I was already on to the marketing game. I was great to hear those videos and how others are aware of it too. I remember in 2008 being in a grocery store and recognized that 90% of the food was inedible/not real to me. I held onto a few things like popcorn and chips just because they taste good AND as a traveling actor, I was constantly amazed at the "health food" sections being so small all over the country - like do we not all need to eat good food for our health? It baffled me.

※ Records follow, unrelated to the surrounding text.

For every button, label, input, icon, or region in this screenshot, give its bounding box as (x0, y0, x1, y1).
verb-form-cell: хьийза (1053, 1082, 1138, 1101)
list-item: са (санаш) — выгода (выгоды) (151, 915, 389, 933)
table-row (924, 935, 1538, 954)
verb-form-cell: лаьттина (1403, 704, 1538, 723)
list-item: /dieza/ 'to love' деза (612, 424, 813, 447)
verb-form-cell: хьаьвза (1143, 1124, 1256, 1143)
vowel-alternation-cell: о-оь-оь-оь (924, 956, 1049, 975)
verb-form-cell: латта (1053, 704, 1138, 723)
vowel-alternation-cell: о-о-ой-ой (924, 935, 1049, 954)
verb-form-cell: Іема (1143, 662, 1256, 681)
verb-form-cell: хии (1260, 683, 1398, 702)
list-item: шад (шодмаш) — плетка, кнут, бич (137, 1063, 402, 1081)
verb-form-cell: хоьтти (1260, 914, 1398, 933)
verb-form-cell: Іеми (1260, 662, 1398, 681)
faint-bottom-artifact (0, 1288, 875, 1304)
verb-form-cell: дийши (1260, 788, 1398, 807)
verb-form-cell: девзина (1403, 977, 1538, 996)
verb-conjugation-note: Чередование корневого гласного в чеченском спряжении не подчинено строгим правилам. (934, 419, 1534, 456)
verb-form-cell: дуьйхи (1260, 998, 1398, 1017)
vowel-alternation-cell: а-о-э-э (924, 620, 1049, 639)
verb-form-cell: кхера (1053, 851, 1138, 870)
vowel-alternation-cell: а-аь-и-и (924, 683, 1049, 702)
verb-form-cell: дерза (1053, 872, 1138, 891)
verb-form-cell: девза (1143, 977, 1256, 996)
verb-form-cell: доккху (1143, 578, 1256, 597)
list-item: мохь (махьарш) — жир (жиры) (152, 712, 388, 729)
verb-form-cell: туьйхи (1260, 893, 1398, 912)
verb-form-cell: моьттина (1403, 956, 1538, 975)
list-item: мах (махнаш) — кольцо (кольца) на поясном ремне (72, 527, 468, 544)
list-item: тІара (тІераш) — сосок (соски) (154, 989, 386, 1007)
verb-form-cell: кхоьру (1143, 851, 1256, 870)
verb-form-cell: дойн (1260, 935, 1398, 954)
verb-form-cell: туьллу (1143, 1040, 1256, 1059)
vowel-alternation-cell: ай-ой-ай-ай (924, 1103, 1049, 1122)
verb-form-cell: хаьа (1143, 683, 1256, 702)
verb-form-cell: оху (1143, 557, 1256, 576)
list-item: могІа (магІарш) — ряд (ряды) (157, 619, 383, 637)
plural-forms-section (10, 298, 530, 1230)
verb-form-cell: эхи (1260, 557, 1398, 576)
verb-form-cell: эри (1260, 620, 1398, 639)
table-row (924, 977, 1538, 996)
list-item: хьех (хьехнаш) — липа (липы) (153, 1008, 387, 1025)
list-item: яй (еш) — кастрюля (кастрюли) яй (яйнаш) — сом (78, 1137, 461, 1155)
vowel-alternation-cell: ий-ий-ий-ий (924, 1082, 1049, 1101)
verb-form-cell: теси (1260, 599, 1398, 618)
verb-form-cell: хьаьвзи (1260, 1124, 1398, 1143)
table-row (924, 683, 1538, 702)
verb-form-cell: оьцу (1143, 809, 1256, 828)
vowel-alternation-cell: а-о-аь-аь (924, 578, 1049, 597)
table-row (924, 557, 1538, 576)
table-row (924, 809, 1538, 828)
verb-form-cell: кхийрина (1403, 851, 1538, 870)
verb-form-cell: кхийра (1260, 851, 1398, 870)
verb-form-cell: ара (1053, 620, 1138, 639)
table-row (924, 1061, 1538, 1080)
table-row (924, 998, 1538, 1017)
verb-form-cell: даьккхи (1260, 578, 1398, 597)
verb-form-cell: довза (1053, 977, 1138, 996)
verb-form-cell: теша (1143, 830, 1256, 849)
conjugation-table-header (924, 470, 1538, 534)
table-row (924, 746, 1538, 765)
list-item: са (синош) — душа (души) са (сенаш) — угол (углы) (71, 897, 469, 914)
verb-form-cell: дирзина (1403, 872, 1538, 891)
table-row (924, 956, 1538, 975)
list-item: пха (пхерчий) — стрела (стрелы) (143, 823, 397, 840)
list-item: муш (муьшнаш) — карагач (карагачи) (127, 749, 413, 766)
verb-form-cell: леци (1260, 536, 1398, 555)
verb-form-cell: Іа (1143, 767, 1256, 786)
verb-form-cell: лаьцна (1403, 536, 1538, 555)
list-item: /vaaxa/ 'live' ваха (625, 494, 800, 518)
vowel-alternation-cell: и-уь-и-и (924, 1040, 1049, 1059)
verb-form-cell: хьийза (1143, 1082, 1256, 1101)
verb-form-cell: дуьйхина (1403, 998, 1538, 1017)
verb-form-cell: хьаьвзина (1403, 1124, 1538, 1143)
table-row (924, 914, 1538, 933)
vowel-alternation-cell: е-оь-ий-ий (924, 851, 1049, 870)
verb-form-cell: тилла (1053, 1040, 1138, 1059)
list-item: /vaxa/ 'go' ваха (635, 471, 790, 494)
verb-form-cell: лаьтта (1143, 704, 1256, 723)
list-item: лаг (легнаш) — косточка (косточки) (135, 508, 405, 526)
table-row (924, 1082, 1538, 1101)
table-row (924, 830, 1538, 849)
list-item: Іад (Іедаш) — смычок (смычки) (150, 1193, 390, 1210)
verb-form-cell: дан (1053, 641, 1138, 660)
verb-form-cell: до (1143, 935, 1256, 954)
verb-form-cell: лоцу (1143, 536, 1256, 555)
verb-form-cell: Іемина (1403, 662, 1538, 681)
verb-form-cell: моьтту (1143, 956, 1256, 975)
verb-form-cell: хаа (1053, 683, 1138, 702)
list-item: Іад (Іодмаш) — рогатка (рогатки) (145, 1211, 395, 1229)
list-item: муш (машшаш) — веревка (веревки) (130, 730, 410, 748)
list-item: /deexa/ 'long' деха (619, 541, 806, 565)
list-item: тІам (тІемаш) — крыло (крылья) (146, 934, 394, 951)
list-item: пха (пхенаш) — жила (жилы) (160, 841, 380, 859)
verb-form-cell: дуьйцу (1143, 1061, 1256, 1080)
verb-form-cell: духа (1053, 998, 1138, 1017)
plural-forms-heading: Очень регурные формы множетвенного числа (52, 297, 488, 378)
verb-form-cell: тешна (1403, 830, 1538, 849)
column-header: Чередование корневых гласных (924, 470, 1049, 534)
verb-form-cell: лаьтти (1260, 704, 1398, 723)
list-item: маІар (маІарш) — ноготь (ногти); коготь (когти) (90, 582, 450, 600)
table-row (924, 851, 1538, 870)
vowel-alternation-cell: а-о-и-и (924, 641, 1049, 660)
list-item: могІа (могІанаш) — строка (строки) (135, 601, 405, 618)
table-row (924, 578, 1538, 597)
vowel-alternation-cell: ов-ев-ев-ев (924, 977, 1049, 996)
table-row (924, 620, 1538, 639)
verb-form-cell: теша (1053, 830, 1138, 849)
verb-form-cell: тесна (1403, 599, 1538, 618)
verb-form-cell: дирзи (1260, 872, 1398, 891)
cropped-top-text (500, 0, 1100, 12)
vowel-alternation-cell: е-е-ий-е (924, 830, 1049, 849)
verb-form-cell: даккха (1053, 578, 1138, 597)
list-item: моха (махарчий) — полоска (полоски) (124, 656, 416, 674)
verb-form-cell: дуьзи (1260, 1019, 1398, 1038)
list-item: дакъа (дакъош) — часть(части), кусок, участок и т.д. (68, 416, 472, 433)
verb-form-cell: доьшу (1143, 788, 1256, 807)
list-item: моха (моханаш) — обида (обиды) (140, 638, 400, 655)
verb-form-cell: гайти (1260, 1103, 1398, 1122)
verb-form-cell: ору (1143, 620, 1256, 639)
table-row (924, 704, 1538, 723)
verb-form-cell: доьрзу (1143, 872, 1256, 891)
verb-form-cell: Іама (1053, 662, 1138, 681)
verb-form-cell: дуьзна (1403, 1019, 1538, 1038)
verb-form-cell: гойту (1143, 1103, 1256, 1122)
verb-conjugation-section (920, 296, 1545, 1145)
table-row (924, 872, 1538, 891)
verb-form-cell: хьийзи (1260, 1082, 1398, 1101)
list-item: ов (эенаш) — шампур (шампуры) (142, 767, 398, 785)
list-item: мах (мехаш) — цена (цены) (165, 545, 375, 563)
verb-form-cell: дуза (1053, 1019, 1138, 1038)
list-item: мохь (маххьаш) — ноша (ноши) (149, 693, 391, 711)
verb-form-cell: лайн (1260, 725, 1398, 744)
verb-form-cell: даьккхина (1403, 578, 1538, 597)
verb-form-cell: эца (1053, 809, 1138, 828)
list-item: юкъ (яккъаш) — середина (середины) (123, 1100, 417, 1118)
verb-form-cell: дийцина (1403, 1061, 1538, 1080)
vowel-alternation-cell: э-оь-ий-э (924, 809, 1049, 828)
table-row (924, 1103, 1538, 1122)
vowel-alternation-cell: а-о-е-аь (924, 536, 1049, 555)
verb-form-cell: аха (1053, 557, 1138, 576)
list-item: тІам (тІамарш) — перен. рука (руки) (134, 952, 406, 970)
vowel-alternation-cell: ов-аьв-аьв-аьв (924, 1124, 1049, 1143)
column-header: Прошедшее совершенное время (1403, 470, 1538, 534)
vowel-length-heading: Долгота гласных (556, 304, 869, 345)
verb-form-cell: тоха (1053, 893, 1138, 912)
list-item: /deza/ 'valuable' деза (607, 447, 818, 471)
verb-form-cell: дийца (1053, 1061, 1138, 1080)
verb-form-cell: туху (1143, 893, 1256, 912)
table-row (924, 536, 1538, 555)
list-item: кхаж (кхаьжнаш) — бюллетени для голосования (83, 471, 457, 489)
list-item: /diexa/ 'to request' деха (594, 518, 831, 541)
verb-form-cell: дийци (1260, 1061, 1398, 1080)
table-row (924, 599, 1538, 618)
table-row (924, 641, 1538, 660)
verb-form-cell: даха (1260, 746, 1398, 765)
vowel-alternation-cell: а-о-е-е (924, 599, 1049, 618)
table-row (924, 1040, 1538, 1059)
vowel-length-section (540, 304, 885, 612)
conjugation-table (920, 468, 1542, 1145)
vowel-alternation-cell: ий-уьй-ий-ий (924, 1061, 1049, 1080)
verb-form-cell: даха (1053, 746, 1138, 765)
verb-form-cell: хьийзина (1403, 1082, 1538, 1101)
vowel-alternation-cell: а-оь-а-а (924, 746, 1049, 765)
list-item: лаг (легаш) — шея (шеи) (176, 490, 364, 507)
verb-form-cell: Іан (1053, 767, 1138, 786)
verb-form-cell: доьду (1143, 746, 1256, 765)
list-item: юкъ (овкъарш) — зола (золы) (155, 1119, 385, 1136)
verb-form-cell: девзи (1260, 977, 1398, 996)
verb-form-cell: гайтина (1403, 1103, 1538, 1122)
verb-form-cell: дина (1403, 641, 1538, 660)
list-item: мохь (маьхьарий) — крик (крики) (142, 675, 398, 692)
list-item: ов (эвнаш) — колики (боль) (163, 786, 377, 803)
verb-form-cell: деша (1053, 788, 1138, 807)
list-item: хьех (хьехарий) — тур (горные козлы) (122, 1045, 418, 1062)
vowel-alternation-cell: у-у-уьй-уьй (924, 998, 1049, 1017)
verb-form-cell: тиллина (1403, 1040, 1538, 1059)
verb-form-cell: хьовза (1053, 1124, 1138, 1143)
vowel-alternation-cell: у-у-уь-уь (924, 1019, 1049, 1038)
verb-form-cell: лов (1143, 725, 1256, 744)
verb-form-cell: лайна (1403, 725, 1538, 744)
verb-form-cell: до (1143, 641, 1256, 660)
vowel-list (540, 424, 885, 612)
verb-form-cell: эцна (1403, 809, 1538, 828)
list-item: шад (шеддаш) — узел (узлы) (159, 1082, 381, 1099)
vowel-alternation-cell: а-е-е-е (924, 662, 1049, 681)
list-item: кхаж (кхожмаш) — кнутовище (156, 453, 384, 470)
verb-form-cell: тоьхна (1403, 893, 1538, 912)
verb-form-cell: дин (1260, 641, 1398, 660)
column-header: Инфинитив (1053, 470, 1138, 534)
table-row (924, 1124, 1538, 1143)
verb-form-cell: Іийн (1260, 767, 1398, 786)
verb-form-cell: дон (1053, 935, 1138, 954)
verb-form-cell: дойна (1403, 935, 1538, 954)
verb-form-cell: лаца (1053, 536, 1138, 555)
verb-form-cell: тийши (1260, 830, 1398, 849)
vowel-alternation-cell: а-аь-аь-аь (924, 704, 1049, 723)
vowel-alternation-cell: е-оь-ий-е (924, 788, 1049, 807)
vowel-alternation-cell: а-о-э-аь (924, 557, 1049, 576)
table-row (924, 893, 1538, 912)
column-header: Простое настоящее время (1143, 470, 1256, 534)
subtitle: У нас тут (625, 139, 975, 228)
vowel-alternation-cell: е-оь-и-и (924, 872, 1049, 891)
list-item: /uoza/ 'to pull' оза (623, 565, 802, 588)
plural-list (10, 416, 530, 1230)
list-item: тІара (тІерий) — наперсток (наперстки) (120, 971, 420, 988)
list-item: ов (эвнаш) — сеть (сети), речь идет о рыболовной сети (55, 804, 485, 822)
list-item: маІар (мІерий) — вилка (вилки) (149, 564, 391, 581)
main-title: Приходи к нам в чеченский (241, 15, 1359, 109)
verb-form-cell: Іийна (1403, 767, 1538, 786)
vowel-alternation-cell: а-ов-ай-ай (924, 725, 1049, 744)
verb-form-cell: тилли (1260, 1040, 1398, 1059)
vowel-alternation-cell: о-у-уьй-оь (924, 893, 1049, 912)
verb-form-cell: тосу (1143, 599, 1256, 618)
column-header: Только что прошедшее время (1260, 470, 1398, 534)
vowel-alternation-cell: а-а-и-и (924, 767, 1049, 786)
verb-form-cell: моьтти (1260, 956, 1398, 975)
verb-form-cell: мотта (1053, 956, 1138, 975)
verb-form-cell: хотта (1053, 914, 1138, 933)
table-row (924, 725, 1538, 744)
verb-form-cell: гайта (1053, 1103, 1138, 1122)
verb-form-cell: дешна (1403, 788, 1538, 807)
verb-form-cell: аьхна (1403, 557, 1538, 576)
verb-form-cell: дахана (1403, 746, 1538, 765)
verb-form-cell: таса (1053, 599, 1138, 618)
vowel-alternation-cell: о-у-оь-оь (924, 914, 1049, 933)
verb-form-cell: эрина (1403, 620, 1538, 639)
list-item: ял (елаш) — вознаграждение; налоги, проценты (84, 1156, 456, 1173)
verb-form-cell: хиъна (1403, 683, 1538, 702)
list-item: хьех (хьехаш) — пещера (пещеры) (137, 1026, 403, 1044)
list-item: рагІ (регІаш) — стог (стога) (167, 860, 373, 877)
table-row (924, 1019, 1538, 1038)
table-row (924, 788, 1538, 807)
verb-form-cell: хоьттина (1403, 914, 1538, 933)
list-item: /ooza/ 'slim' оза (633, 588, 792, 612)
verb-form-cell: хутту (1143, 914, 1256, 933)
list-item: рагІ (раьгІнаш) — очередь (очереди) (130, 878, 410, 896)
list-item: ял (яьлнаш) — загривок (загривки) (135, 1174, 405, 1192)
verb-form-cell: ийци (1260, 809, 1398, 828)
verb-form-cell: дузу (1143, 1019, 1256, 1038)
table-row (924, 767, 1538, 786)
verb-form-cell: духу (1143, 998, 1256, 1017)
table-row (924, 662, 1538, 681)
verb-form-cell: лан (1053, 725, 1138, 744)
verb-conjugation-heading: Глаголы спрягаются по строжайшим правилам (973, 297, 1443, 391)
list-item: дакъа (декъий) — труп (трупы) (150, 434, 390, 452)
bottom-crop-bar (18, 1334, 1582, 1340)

Coffee was the hard one - I totally admit I went back on the coffee train in the middle of deep spring. Likewise I quit cigarettes for a couple weeks and then picked them back up. I otherwise adhered strongly - eating wise I did it exactly - but I see how those stimulants affect my chemistry, and recognize that when I decide to let go of more weight, I will need to pause the coffee.
I needed the group support several times just to vocalize what I was going through, and I really enjoyed seeing others struggles and successes.
I was happy to see my skin tone changing, and my pants fitting more loosely about two weeks into deep spring. It was hard energy wise. I had a lot of angry moments, and felt weak often. But then I would have bursts of energy. My sleep was amazingly better - I needed less of it.
As I said above, at a certain point, I think about 4 weeks into deep spring, I started on coffee and noticed the weight loss stopped. I did not reach out to the group, I admit. However, I kept up with the videos and what is true for me is I reached this point of feeling confident that I CAN control my weight and that it is about health rather than vanity.
That is huge for me. I no longer feel powerless.
I have experienced what works, and I know what to do. My diet and energy are permanently shifted. Processed foods and refined sugar, wheat and dairy are gone. I eat lot less fruit, and mostly veggies and good meats. The alkagizer prime is a part of my lifestyle now.
I am listening to my body, which wants to walk a lot more than it ever did. I am finding that if I do not take at least a 30 minute walk daily and stretch, I feel restless. I was already into meditation and it is helpful to have it confirmed that stress and lifestyle choices make weight either stay on or come off. I really appreciate the knowledge about seasons and old weight - I know I have a lot of old weight on me stiff, and I know also that it can come off when I am ready. I am still a bit attached to being chubby, which surprised me. I thought I would be like "get it all off now!" but change is scary for me. I feel stable, and that is enough for now.
Also about 3 weeks ago cigarettes stopped being attractive to me, and I have quit them and feel confident this time it is for good. That is huge as well.
So while there is not a huge change in the pictures, there are several big ones internally. I feel happier, more informed, and healthier than I ever have.
The sugar monster has talked me into eating ice cream and pizza since the challenge ended, and I watched the process, and am like "yeah - that is not worth it". I am looking forward to the cookbook so I will have more variety. I am not too creative in the kitchen - I need help! :)
I really like the quote "nothing tastes as good as health feels". I am finding that to be true, and am super grateful to have regained the power of choice.Thanks so much!!